Фёдор стал писать, став серьёзным и строгим. Краски у него уже были разведены в чашечках, уложенных в берестяную коробочку. Он взглядывал, примеривался, рот у него - сжат, глаза - сухи и остры. Сергий смотрел с улыбкой, любовался Фёдором. И - не ради славы! Но хорошо - это, пусть те, кто меня знал, когда и посмотрят на этот рисунок, исполненный вапой, и вспомнят нынешние, тогда уже прошлые годы...
Фёдор торопился, чувствуя, что и это - в последний раз. На висках и под глазами у него выступили капли пота... Но вот он окончил, и начал бить колокол.
- Пойдёшь? - спросил Фёдор.
Теперь, с твоей помочью, пойду! - ответил Сергий.
Они спустились по ступеням из кельи. Подскочивший келейник подхватил Сергия под другую руку, и они почти внесли его в церковь и проводили в алтарь. Сергий знаком показал Фёдору служить вместо себя. Фёдор надел ризу и епитрахиль, взял копиё и лжицу, а Сергий сидел пригорбясь и смотрел на племянника, ощущая в сердце Тепло и Покой. Вот так! Именно так! Именно этого он желал и ждал все эти годы! Чтобы Фёдор хоть раз заменил его в монастырской службе, взял в руки неугасимую свечу, продолжил дело жизни, освятил своим прикосновением эти сосуды. И пусть это - не навек, а лишь на один раз, но пусть! Уходящая в незримую даль дорога, обряд, заповеданный Спасителем, миро, которое варят всегда с остатком прежнего, так что и неведомо, где и когда оно было сварено впервые. Может, в это миро опускал кисть, помазуя верных, ещё Василий Великий или Иоанн Златоуст? Церковь - сильна традицией, не прерываемой через века, чего не понимают те, кто тщится внести новизны, изменить или отменить обряды далёких столетий: богумилы, павликиане, стригольники, манихеи, катары... А церковь стоит не ими, не их умствованиями, а прикосновением к Вечности, тем, что сия трапеза заповедана ещё Учителем, и нет греха в том, что первые христиане принимали вино и хлеб - тело и кровь Христа - в ладонь правой руки, а нынешние прихожане - в рот. Но длится обряд, и смертные, раз за разом, век за веком исполняющие его, прикасаются к Вечности.

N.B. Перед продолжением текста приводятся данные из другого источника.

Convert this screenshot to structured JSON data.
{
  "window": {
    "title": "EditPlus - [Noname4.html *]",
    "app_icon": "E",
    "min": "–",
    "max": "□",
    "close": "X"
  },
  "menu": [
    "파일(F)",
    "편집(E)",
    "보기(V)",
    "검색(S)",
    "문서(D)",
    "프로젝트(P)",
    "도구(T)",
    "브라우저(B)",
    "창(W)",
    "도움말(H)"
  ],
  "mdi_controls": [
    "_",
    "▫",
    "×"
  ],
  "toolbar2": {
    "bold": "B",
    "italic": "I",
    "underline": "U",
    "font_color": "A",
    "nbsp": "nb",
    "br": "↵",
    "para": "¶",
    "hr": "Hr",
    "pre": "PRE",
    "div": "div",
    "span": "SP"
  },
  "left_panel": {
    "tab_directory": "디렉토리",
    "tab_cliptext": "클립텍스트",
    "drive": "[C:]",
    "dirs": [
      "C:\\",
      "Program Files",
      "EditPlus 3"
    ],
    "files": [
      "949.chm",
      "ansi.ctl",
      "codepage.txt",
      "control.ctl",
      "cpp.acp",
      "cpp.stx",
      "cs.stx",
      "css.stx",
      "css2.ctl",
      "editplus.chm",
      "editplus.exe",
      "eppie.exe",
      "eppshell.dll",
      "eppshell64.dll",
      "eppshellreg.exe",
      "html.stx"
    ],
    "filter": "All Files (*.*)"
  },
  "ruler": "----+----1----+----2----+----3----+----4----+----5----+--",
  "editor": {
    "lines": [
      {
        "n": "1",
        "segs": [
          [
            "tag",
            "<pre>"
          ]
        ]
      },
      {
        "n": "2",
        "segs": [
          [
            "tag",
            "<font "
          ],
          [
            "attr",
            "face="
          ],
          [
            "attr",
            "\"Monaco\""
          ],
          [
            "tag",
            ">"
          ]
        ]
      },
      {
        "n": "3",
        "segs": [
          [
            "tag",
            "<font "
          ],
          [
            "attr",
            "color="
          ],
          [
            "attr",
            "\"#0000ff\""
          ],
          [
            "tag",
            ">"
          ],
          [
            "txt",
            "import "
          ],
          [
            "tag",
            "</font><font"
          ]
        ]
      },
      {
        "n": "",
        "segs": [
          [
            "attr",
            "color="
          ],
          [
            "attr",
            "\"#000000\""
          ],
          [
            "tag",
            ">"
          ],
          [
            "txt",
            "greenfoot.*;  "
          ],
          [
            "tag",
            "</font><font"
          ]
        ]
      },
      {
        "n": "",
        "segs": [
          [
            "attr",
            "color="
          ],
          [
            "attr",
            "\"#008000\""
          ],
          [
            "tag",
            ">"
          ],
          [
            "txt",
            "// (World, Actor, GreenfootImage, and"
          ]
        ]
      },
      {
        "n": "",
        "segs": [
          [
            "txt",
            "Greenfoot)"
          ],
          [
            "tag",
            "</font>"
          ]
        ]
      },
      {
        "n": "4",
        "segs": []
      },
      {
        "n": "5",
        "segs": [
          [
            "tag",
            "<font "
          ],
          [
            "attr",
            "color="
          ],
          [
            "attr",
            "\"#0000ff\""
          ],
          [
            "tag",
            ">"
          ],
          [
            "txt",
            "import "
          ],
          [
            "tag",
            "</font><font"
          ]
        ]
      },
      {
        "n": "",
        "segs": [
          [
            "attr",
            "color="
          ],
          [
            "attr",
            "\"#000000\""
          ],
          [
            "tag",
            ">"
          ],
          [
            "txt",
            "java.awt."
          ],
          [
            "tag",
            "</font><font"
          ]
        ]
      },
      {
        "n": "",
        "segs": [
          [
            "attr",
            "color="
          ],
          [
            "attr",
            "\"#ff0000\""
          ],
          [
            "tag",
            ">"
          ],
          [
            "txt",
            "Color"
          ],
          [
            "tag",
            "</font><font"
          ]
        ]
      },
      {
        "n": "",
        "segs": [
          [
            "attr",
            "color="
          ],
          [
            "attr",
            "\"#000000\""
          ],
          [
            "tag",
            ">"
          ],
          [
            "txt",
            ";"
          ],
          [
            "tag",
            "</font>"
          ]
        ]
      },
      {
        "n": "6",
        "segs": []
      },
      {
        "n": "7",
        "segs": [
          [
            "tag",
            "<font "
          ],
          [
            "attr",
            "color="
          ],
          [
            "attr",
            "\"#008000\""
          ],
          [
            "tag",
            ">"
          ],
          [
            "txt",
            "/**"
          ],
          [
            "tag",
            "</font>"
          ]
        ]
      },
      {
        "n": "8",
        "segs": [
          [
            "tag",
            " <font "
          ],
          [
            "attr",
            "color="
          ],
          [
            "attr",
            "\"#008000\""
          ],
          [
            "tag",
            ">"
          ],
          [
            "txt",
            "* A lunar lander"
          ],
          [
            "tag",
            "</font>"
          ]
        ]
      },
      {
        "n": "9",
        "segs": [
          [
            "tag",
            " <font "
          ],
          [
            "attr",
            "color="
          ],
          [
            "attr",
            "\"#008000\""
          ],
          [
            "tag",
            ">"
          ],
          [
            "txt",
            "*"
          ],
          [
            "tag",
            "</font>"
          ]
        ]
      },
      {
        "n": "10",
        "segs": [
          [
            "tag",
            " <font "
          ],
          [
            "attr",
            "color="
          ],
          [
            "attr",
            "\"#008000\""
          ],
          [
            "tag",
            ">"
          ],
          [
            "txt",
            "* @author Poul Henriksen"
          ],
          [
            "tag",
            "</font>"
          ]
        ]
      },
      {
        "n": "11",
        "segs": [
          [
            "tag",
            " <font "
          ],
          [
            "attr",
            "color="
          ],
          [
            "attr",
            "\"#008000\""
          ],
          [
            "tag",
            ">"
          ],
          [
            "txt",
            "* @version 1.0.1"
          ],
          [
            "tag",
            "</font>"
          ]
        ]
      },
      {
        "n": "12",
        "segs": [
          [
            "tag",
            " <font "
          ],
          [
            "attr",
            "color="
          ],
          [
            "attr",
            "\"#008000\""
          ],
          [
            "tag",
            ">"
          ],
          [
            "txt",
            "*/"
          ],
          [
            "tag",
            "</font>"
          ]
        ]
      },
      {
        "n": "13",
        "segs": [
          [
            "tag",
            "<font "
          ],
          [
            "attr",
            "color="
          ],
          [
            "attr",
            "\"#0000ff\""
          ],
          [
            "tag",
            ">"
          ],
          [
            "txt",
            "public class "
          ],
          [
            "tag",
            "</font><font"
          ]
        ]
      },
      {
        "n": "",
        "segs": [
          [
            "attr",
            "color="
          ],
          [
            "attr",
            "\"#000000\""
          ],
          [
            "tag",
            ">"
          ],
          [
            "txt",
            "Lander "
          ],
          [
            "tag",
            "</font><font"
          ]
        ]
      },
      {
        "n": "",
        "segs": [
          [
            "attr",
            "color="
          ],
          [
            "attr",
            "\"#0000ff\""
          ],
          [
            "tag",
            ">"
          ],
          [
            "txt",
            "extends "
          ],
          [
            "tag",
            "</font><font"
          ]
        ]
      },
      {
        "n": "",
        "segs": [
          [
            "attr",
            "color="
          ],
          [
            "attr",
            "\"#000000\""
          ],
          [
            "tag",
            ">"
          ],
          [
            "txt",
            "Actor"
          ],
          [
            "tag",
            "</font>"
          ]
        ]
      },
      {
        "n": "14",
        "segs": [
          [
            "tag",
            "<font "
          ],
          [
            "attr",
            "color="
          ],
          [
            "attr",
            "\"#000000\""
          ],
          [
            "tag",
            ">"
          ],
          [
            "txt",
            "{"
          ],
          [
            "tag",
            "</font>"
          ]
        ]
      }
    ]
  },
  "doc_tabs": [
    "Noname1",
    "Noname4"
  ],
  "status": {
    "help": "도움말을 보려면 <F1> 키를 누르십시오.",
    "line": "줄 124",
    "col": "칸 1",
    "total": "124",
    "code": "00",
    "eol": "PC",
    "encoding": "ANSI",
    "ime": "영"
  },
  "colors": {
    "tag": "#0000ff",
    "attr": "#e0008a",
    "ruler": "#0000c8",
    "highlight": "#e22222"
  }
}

После службы Фёдор довёл учителя до постели. Покормил, поднеся ему чашку с ухой, сдобренной травами.
- Ты ешь, ешь сам! - попросил Сергий. - Мне уже ничего не надобно!
После еды они сидели рядом, прижавшись друг к другу. Сполохи огня из русской печи бродили по их лицам, мерцал огонёк лампады. Тихо. Тому и другому хорошо, и ни о чём не хотелось говорить.
- Ты - в Москву? - спросил Сергий.
Фёдор кивнул, поскучнев лицом. Он бы рад никуда не уезжать, но дела епархии, дела пастырские...
- Не жди, езжай! - сказал Сергий. - В сентябре поедешь назад, навести меня! Около месяца я ещё проживу!
Фёдор кивнул, не поднимая головы, чувствуя, как слёзы застилают глаза.
- Не погибнет Русь? - спросил он.
- Не погибнет! - ответил Сергия. - Пока народ - молод и не изжил себя, его невозможно убить, когда же он становится стар и немощен, его не спасти.
- Как Византию?
- Да, как Византию! Ты был там и знаешь лучше меня.
- Там это трудно понять! Большой город. Многолюдство, торговля, в гавани полно кораблей... Но сами греки! Если бы всё, что они имеют, дать нам...
- Не ведаю, Фёдор! Может, когда мы будем иметь всё это, то тоже постареем!
Трещало и стреляло в печи еловое бревно. Скребла мышь. Два человека, отец и сын, наставник и ученик, сидели рядом и смотрели в огонь. Им скоро расставаться - до встречи уже в Горнем мире.
- Приходи иногда ко мне на могилу, Фёдор! - попросил Сергий.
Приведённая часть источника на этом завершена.